European Space Agency
By measuring the polarization of gamma rays like this one, scientists were able to determine that the universe is likely not "pixelated."
Rest easy: What is in front of you is almost certainly not just a hologram projection. Alright, I'll back up a little bit: As a result of a gravitational wave experiment called the GEO600, Craig Hogan, a particle astrophysicist at Fermilab in Ill., thought the universe might be a projection. A 2009 piece in New Scientist detailed the experiment, which found that at very magnified levels the world was sort of pixelated.
Wired wrote a piece back in 2010 about Hogan, who trying to get to the bottom of his theory by building the world's most precise clock.
But, as Wired reports today, a European Space Agency observatory that can see things at that small a scale hasn't been able to detect any quantum fuzziness or that pixelation that Hogan based his theory on. So it contradicts what GEO600 found and it's very likely that we are not holograms:
By examining the polarisation of gamma-ray bursts as they reach Earth, we should be able to detect this graininess, as the polarisation of the photons that arrive here is affected by the spacetime that they travel through. The grains should twist them, changing the direction in which they oscillate so that they arrive with the same polarization. Also, higher energy gamma rays should be twisted more than lower ones.

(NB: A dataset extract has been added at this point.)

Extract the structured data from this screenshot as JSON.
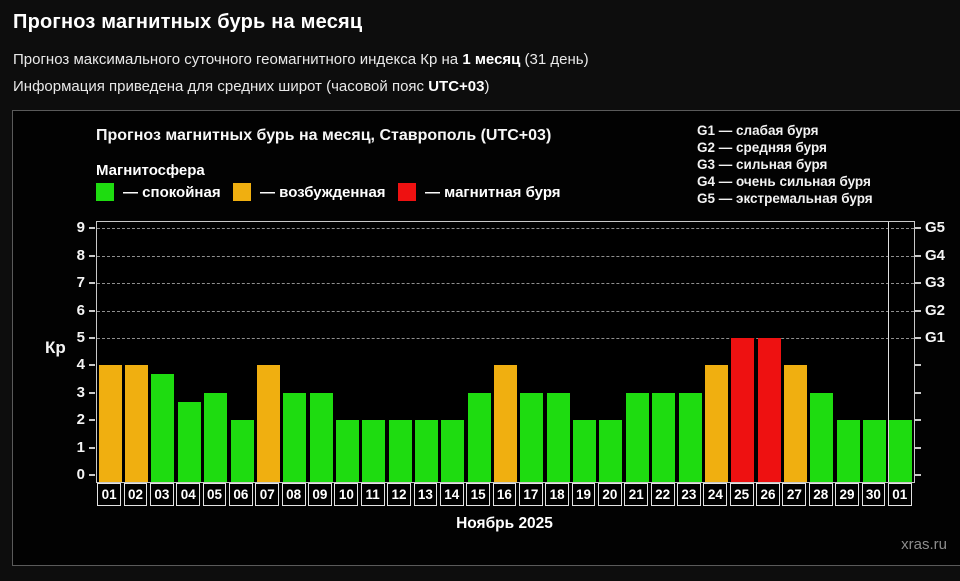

However, the satellite detected no such twisting — there were no differences in the polarization between different energies found to the accuracy limits of the data, which are 10,000 times better than any previous readings. That means that any quantum grains that exist would have to measure 10^-48 meters or smaller.
In the European Space Agency press release, Philippe Laurent said the find "ruled out some string theories and quantum loop gravity theories."